6. How many photos do you have right now on your phone? Please share one…and feel free to give us some context if you feel like it.

My sister in London and I send each other pictures most days – here’s a recent picture of the runner beans she was about to cook that she picked from our parents’ garden.

7. Send us a pic of your desk/workspace. 
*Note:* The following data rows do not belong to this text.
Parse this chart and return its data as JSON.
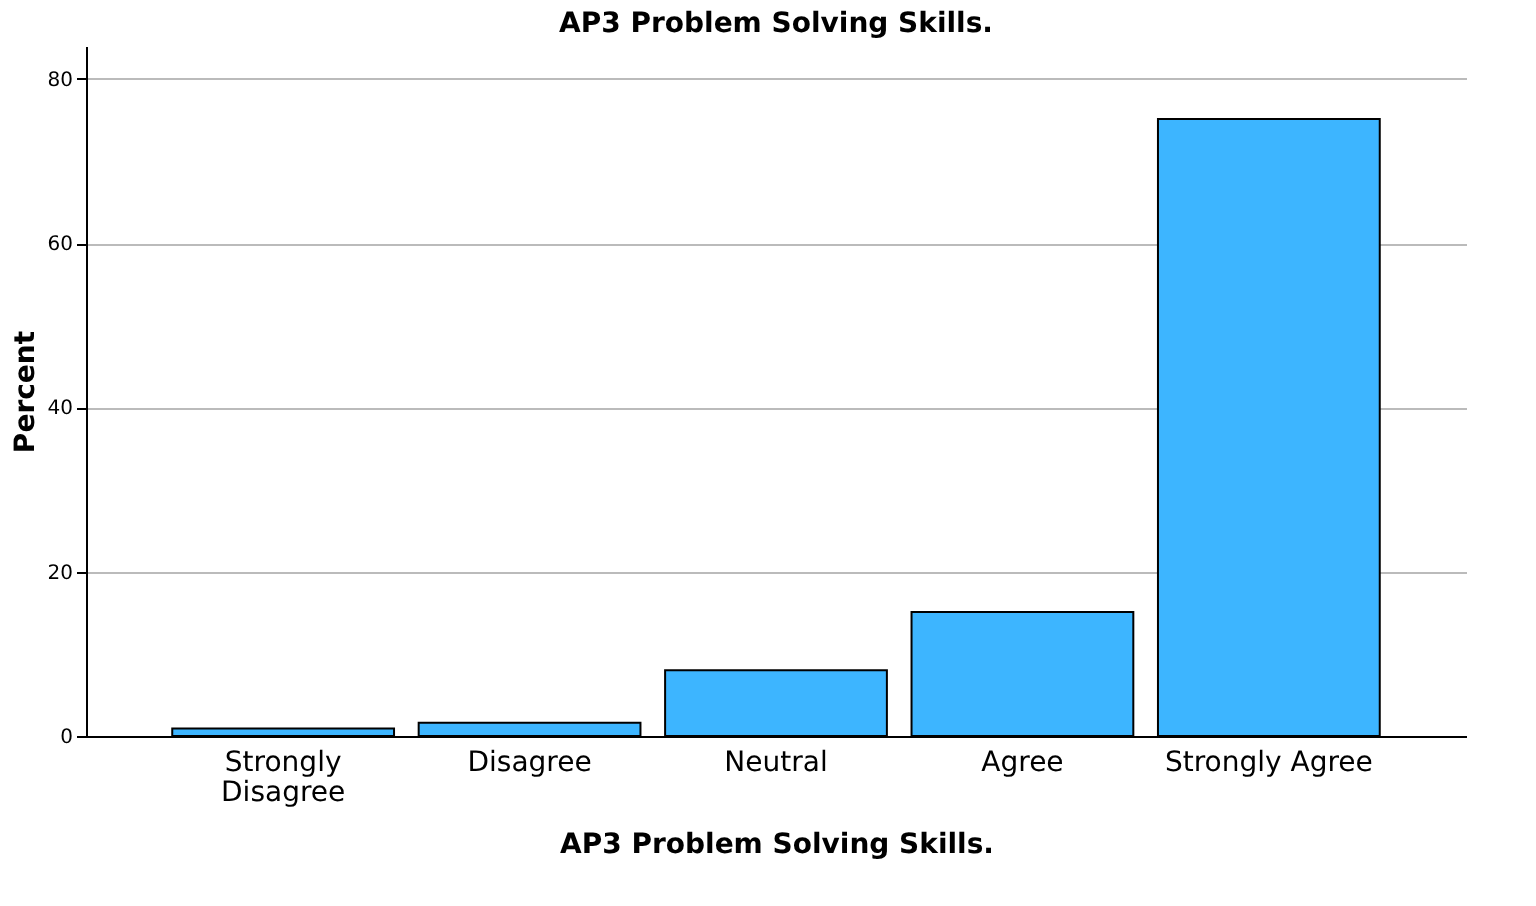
{
  "chart_data": {
    "type": "bar",
    "title": "AP3 Problem Solving Skills.",
    "xlabel": "AP3 Problem Solving Skills.",
    "ylabel": "Percent",
    "categories": [
      "Strongly Disagree",
      "Disagree",
      "Neutral",
      "Agree",
      "Strongly Agree"
    ],
    "values": [
      0.9,
      1.6,
      8.0,
      15.1,
      75.1
    ],
    "color": "#3db5ff",
    "ylim": [
      0,
      84
    ],
    "yticks": [
      0,
      20,
      40,
      60,
      80
    ],
    "grid": "y"
  }
}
Like many, I don’t have a fixed work space – partly due to the realities of my working in different places!  To a certain extent, I’ve trained myself to be able to write on planes and trains, in grabbed hours while I am waiting for meetings to start but I remain very sensitive to my environment in the main. Currently, I’m curator in residence at Metabolic Studio in LA – it’s the artist Lauren Bon’s studio, which provides lots of beautiful spaces, which I move around depending on with who and what I am working on that day.  I still tend to write out my ideas – that starting from scratch, articulating for the first time – when I’m at home.  I don’t have a fixed space but I guess the kitchen table is where I sit when I have to get serious about a piece of writing.  Your question made me think about how long I must have spent staring at the Arne Jacobsen curtain fabric at one of the windows, counting the colors and spotting the analog glitches.  Like many writers, I have to clean and tidy my writing space before I get going, buy flowers, and arrange things into quasi shrines – it’s highly ritualistic behavior.  I realized how important it is to me to be close to lovely things when I left the Victoria and Albert Museum after 12 years and lost that environment of ready-made displays, and had to provide that for myself.

8. What is the most coveted photo book you own and why?
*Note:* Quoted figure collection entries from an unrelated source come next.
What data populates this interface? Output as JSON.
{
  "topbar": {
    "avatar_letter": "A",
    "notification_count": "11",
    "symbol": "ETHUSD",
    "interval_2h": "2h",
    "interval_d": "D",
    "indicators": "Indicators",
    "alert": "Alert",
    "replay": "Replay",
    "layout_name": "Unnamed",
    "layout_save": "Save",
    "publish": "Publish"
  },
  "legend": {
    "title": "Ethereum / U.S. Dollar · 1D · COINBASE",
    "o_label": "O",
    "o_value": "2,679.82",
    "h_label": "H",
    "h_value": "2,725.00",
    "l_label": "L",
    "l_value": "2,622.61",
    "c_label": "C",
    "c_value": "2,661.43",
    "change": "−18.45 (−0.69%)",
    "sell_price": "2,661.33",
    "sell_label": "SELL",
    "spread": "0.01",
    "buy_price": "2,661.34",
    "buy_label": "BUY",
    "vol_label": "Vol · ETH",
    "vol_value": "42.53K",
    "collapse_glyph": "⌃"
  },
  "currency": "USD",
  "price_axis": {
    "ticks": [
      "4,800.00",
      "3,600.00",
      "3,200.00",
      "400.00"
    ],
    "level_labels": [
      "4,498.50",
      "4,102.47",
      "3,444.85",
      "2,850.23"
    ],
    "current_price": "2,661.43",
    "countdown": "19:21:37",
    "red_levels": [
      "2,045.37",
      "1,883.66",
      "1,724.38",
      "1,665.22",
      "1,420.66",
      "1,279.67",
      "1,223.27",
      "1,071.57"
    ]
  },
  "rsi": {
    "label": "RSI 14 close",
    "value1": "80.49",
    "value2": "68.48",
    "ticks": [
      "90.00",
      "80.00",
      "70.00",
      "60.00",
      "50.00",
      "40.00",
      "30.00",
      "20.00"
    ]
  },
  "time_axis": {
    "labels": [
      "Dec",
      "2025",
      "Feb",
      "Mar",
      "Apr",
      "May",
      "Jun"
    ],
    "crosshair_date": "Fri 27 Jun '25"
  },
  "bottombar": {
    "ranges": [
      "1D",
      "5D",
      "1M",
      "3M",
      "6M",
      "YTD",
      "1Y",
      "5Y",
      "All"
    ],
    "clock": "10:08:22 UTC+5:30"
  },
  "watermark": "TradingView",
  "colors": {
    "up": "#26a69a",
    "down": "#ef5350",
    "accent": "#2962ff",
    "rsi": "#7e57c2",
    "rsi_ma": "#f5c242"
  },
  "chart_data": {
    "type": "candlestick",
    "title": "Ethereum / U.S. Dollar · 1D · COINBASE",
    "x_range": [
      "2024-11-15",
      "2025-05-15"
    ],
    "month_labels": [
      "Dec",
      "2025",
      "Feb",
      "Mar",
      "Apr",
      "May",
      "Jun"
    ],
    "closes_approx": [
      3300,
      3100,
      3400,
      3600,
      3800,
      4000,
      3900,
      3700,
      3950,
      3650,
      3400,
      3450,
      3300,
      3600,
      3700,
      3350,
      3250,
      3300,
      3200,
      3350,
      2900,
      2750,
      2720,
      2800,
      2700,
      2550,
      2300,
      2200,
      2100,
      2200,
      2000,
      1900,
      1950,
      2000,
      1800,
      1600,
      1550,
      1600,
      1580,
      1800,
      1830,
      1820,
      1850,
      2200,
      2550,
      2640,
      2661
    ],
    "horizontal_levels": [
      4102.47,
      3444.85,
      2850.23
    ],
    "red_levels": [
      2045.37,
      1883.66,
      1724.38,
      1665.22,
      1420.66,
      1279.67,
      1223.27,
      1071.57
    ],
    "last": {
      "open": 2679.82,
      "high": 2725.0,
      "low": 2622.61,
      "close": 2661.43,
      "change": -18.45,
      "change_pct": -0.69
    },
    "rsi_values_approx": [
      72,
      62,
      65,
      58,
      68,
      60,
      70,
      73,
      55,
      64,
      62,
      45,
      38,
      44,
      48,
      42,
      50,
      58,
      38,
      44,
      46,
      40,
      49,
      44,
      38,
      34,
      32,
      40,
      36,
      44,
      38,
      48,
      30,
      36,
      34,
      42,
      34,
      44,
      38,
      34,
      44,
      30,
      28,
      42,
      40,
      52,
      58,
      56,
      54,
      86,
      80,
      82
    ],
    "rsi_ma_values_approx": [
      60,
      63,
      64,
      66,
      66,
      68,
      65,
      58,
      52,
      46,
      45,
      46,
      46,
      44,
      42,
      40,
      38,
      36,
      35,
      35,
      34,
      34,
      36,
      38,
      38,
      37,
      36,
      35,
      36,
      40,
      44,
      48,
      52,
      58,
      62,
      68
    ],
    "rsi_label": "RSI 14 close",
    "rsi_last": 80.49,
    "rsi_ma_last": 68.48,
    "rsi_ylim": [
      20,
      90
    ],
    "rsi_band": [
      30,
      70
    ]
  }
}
I’ve been re-looking at Alexander Liberman’s 1951 book ‘The Art and Technique of Color Photography’. I’ve been working on a future book project with Peter Saville and designer Simon Earith, and the way that Liberman uses layout is just mindblowingly brilliant.

9. What concerns you?

It is definitely a time in the world and in my life that I have to keep reminding myself that all I have lost is a false sense of security.

10. What makes you happy?

Any encounters with pugs, dinner at Musso & Frank or the Oyster Bar at Grand Central Station, walking on Sunset Blvd at sunset, a night out at the Magic Castle in LA.

 

 

About Charlotte: Charlotte Cotton is a writer and curator and currently curator in residence at Metabolic Studio, LA. She has held positions including, curator in residence at the International Center of Photography (2015-2016), and devised the opening program for ICP’s 250 Bowery space. Previously, she was curator of photographs at the Victoria and Albert Museum (1993-2004), head of programming at The Photographers’ Gallery (2004-5) in London, and curator and head of the Wallis Annenberg Department of Photography at the Los Angeles County Museum of Art (2007-9). Charlotte has been a visiting scholar at Yale University, New Haven; NYU and Parsons, The New School for Design, New York; and California College of Art, San Francisco, and critic in residence at Otis College of Art and Design, Los Angeles. She has also been a visiting critic at US institutions including, Art Institute, Chicago; UPenn, Philadelphia; UCLA, UC Irvine, USC and UC Riverside in Southern California. Charlotte is also the author of Imperfect Beauty (2000), Then Things Went Quiet (2003), and The Photograph as Contemporary Art (2004), Photography is Magic (2015) and founder of Words Without Pictures (2009) and eitherand.org (2013).